Ouagadougou - Das Militärregime in Burkina Faso hat internationalem Druck nachgegeben: Eine zivile Übergangsregierung wird das Land ein Jahr lang führen. Damit soll das westafrikanische Land nach schweren Unruhen wieder zur Demokratie zurückkehren.

Eine Woche nach der international kritisierten Machtübernahme des Militärs in Burkina Faso haben sich Opposition und Vertreter der Zivilgesellschaft auf die Einrichtung einer einjährigen Übergangsregierung geeinigt. Zum Durchbruch bei den Verhandlungen hatten mehrere westafrikanische Präsidenten beigetragen, die als Vermittler in die Hauptstadt Ouagadougou gereist waren. Die nächsten Wahlen sollen im November 2015 abgehalten werden, hieß es am Mittwochabend in einer Abschlusserklärung.

Wer die Regierung bis dahin führen wird, war am Donnerstag noch unklar. Als Interimsstaatschef soll laut der Vereinbarung eine „bedeutende zivile Persönlichkeit“ bestimmt werden. Parteien und Verbände wurden aufgerufen, Vorschläge zu machen.

Langzeit-Präsident Blaise Compaoré, der 27 Jahre im Amt war, hatte Ende vergangener Woche nach tagelangen Massenprotesten seinen Rücktritt verkündet. Die Demonstrationen richteten sich gegen seinen Plan, die Verfassung ändern zu lassen, um bei den nächsten Wahlen für eine weitere Amtszeit kandidieren zu können. Er setzte sich nach seinem Rücktritt in die benachbarte Elfenbeinküste ab.

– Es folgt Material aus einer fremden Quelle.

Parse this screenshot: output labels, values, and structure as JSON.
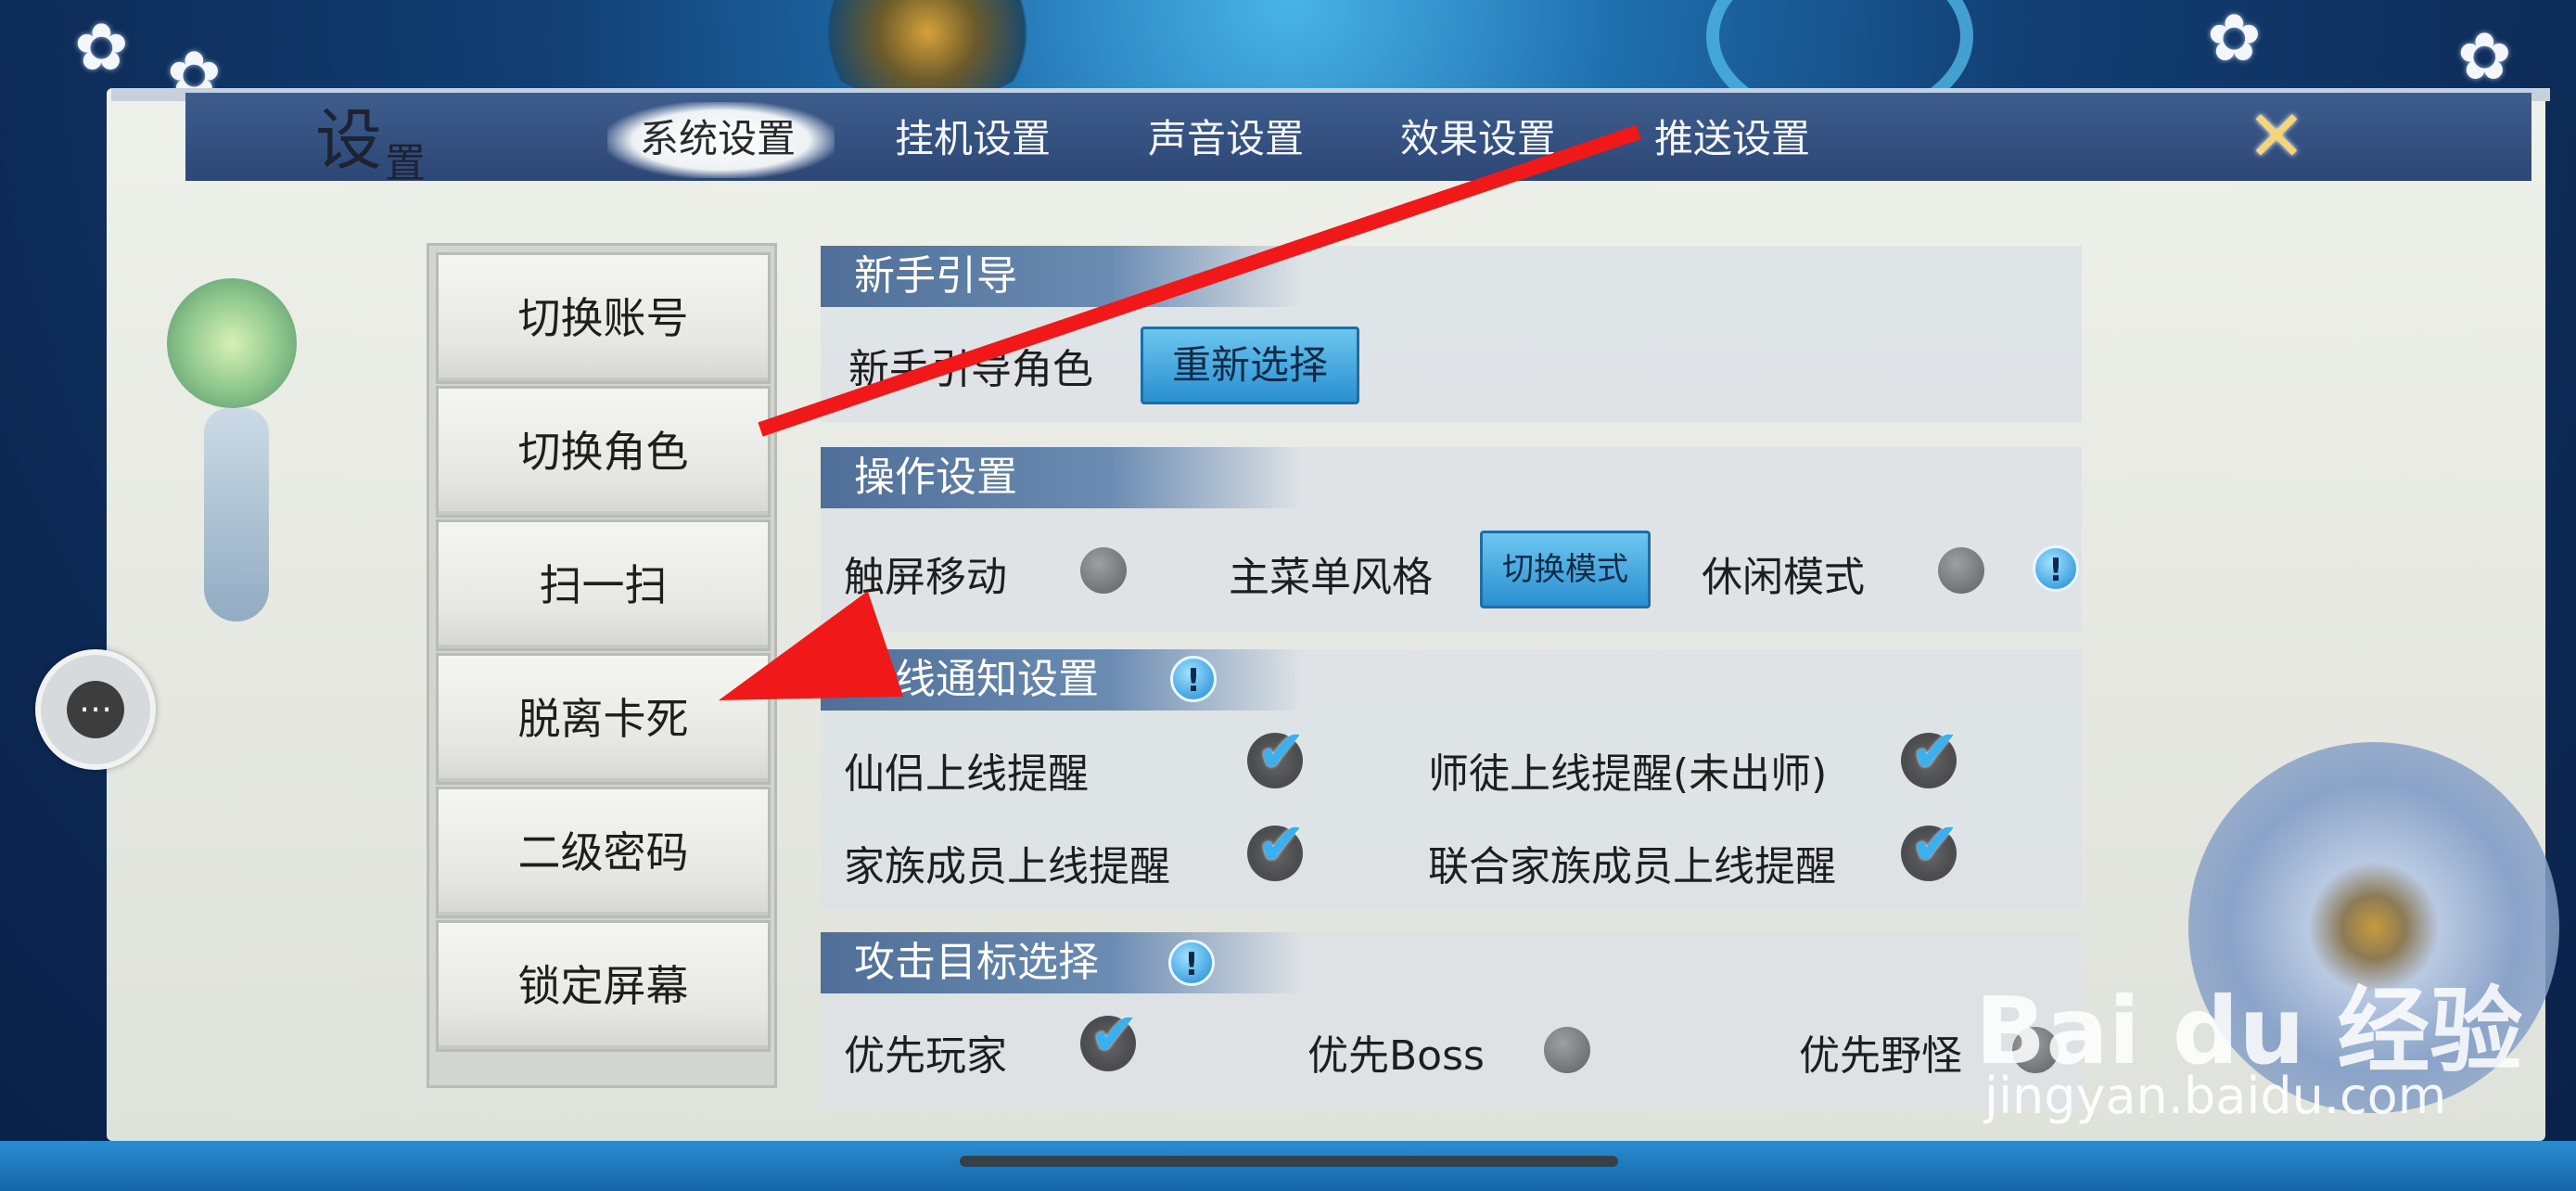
{
  "panel": {
    "title_1": "设",
    "title_2": "置"
  },
  "tabs": [
    {
      "label": "系统设置",
      "active": true
    },
    {
      "label": "挂机设置",
      "active": false
    },
    {
      "label": "声音设置",
      "active": false
    },
    {
      "label": "效果设置",
      "active": false
    },
    {
      "label": "推送设置",
      "active": false
    }
  ],
  "close_glyph": "✕",
  "chat_glyph": "⋯",
  "menu": [
    "切换账号",
    "切换角色",
    "扫一扫",
    "脱离卡死",
    "二级密码",
    "锁定屏幕"
  ],
  "sections": {
    "newbie": {
      "title": "新手引导",
      "label": "新手引导角色",
      "button": "重新选择"
    },
    "operation": {
      "title": "操作设置",
      "touch_move": "触屏移动",
      "menu_style": "主菜单风格",
      "switch_mode": "切换模式",
      "casual_mode": "休闲模式"
    },
    "online": {
      "title": "上线通知设置",
      "items": [
        "仙侣上线提醒",
        "师徒上线提醒(未出师)",
        "家族成员上线提醒",
        "联合家族成员上线提醒"
      ]
    },
    "target": {
      "title": "攻击目标选择",
      "items": [
        "优先玩家",
        "优先Boss",
        "优先野怪"
      ]
    }
  },
  "info_glyph": "!",
  "check_glyph": "✔",
  "watermark": {
    "brand": "Bai du 经验",
    "url": "jingyan.baidu.com"
  },
  "colors": {
    "arrow": "#f01818",
    "accent": "#2a8fd0",
    "header": "#2d4776"
  }
}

Neben dem senegalesischen Staatschef Macky Sall nahmen auch seine Amtskollegen aus Nigeria und Ghana, Goodluck Jonathan und John Mahama, an den Gesprächen mit der Militärführung teil. Das weitere Vorgehen in Burkina Faso stand am Donnerstag auch auf der Tagesordnung eines Treffens der westafrikanischen Wirtschaftsgemeinschaft Ecowas in der ghanaischen Hauptstadt Accra. Burkina Faso, eine frühere französische Kolonie mit rund 17 Millionen Einwohnern, ist den Vereinten Nationen zufolge eines der ärmsten Länder der Welt.

Der Vizechef der Präsidentengarde, Isaac Zida, hatte Ende vergangener Woche die Regierungsgeschäfte übernommen, was international scharfe Kritik auslöste. Burkina Faso müsse diese schwierige Phase schnell überwinden und dabei „alle Teile der Gesellschaft am Entscheidungsprozess beteiligen, um wieder eine stabile Demokratie einzurichten“, zitierte der französische Radiosender RFI Mahama.

Die Afrikanische Union (AU) hatte Burkina Faso bereits am Montag ein Ultimatum gestellt. Wenn nicht innerhalb von zwei Wochen eine zivile Regierung eingesetzt werde, drohten dem Land Sanktionen - darunter eine Aussetzung der Mitgliedschaft in der Staatengemeinschaft.